Shower Door Glass Thickness Chart
Quick answer
US shower doors use five glass thicknesses: 3/16 in (4.8 mm) on framed sliders, 1/4 in (6.35 mm) on framed and light frameless panels, 5/16 in (8 mm) on semi-frameless doors, 3/8 in (9.5 mm) — the frameless standard, and 1/2 in (12.7 mm) on heavy premium doors. Replacement seals are sized to these classes, so identify yours before buying anything.
Last updated: · Data reviewed: · Source: C.R. Laurence technical resources
The chart
| Thickness | Metric twin | Typical doors | Press-on seal availability |
|---|---|---|---|
| 3/16 in (0.1875) | 5 mm (4.76 mm exact) | Framed sliding tub/shower doors | Rare — use framed slide-in inserts instead |
| 1/4 in (0.25) | 6 mm (6.35 mm exact) | Framed, semi-frameless, light frameless sliders | Wide: sweeps, side, magnetic seals |
| 5/16 in (0.3125) | 8 mm (7.94 mm exact) | Semi-frameless hinged, mid-weight sliders | Moderate — often dual 5/16–3/8 in channels |
| 3/8 in (0.375) | 10 mm (9.53 mm exact) | Frameless hinged (US standard) | Widest of all sizes |
| 1/2 in (0.5) | 12 mm (12.7 mm exact) | Premium heavy frameless, steam doors | Good — dedicated 1/2 in channels |
How to read a listing's size range
Listings state either one size (“for 3/8 in glass”) or a range (“fits 5/16–3/8 in / 8–10 mm”). Single-size rigid channels fit exactly that class. Range channels are flexible: snug at the small end, neutral at the large end — the practical answer for 5/16 in glass, which has fewer dedicated products. What never works is spanning a full 1/8 in class: no honest “3/8 in” channel also fits 1/2 in glass.
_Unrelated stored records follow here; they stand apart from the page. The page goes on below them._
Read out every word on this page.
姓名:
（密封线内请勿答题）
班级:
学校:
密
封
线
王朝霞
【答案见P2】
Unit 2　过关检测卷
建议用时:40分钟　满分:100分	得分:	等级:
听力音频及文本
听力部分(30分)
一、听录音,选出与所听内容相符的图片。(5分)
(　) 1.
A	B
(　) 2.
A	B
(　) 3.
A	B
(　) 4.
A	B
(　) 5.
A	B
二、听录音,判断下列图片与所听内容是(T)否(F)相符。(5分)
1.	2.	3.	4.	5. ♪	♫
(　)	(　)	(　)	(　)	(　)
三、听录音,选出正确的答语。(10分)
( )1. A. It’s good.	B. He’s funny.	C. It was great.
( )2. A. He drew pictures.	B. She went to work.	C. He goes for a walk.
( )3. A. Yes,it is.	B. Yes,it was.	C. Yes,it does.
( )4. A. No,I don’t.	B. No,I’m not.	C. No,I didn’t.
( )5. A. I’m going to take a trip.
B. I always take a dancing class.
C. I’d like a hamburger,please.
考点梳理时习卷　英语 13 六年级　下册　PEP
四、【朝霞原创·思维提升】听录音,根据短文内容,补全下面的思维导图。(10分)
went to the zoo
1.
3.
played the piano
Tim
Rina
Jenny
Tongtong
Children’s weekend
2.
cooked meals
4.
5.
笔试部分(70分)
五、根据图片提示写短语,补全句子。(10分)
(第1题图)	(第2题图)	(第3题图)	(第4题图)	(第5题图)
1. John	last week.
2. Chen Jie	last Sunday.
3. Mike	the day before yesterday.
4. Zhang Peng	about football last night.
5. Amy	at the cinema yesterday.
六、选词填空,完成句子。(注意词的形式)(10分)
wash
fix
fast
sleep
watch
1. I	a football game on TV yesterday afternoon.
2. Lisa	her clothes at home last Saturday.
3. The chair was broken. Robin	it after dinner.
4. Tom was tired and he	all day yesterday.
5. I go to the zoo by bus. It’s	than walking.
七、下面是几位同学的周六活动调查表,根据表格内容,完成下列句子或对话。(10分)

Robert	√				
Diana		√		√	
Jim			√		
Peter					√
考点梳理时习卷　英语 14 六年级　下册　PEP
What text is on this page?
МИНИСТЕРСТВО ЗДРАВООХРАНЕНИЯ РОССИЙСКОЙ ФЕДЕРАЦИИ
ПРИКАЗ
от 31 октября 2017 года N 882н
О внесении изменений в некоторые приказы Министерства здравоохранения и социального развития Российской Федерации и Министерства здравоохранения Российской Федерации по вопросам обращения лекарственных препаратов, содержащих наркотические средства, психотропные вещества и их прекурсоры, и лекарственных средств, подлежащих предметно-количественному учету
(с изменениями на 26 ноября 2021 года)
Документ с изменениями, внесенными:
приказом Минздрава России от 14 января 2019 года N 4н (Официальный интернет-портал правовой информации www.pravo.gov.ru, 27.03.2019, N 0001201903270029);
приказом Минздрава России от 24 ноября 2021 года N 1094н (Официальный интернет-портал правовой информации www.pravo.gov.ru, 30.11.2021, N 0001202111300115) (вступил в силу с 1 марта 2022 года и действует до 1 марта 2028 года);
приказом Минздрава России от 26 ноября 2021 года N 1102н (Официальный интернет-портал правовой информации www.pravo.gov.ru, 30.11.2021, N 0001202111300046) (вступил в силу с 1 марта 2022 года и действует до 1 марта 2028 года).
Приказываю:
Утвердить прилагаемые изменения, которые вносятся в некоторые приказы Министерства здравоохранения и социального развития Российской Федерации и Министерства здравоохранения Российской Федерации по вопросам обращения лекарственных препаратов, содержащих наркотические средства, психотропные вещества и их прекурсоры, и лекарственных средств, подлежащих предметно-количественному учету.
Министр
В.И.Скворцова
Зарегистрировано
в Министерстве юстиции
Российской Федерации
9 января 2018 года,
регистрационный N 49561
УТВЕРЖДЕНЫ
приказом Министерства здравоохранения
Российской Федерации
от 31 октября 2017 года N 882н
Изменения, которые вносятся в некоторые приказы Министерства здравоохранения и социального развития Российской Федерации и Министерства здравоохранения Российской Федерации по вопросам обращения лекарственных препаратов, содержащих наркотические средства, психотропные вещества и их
Full fraction → mm conversion
| Fraction | Decimal (in) | Millimeters | Note |
|---|---|---|---|
| 1/16″ | 0.0625 | 1.60 | |
| 1/8″ | 0.1250 | 3.20 | Common gap size |
| 3/16″ | 0.1875 | 4.80 | Common glass thickness |
| 1/4″ | 0.2500 | 6.40 | Common glass thickness / common gap size |
| 5/16″ | 0.3125 | 7.90 | Common glass thickness |
| 3/8″ | 0.3750 | 9.50 | Common glass thickness / common gap size |
| 7/16″ | 0.4375 | 11.10 | |
| 1/2″ | 0.5000 | 12.70 | Common glass thickness / common gap size |
| 9/16″ | 0.5625 | 14.30 | |
| 5/8″ | 0.6250 | 15.90 | |
| 11/16″ | 0.6875 | 17.50 | |
| 3/4″ | 0.7500 | 19.10 | Common gap size |
| 13/16″ | 0.8125 | 20.60 | |
| 7/8″ | 0.8750 | 22.20 | |
| 15/16″ | 0.9375 | 23.80 | |
| 1″ | 1.0000 | 25.40 | Common gap size |
Fraction to decimal converter
Enter a fraction like 3/8 or a decimal.
Identify your class in 60 seconds
Caliper the bare edge (method details in the measuring guide) and match: 6.3–6.4 mm → 1/4 in · 7.8–8.0 mm → 5/16 in · 9.4–9.6 mm → 3/8 in · 12.6–12.8 mm → 1/2 in. Then jump straight to the matching size page: 1/4 in, 5/16 in, 3/8 in, or 1/2 in.
Where thickness shopping goes wrong
- Treating 8 mm as 3/8 in — it is 5/16 in; the 1/16 in difference is a loose seal.
- Buying “universal” channels that claim to fit everything; channels physically cannot.
- Assuming the fixed panel matches the door on a door-plus-panel unit.
- Confusing tempered marking stamps (which note mm) with the frame's model number.
Frequently asked questions
What is the most common shower door glass thickness?
For frameless hinged doors, 3/8 inch (9.5 mm) is the US standard. Across all door styles including framed units, 1/4 inch is the most widespread.
Is thicker shower glass better?
Thicker glass is stiffer and feels more solid, but it is heavier — hinges sag sooner without quality hardware. For seals it is neither better nor worse; it just sets which channel size you buy.
Can a 3/8 inch seal fit 1/2 inch glass?
No. The channel is 1/8 inch too narrow; forcing it risks splitting the vinyl or chipping the glass edge. Buy the 1/2 inch version of the same profile.
My tempered stamp says 10 mm — which seals do I buy?
10 mm is the metric twin of 3/8 inch (9.53 mm). Choose seals listed for 3/8 in, preferring ones that state a 3/8 in / 10 mm range if the channel is rigid.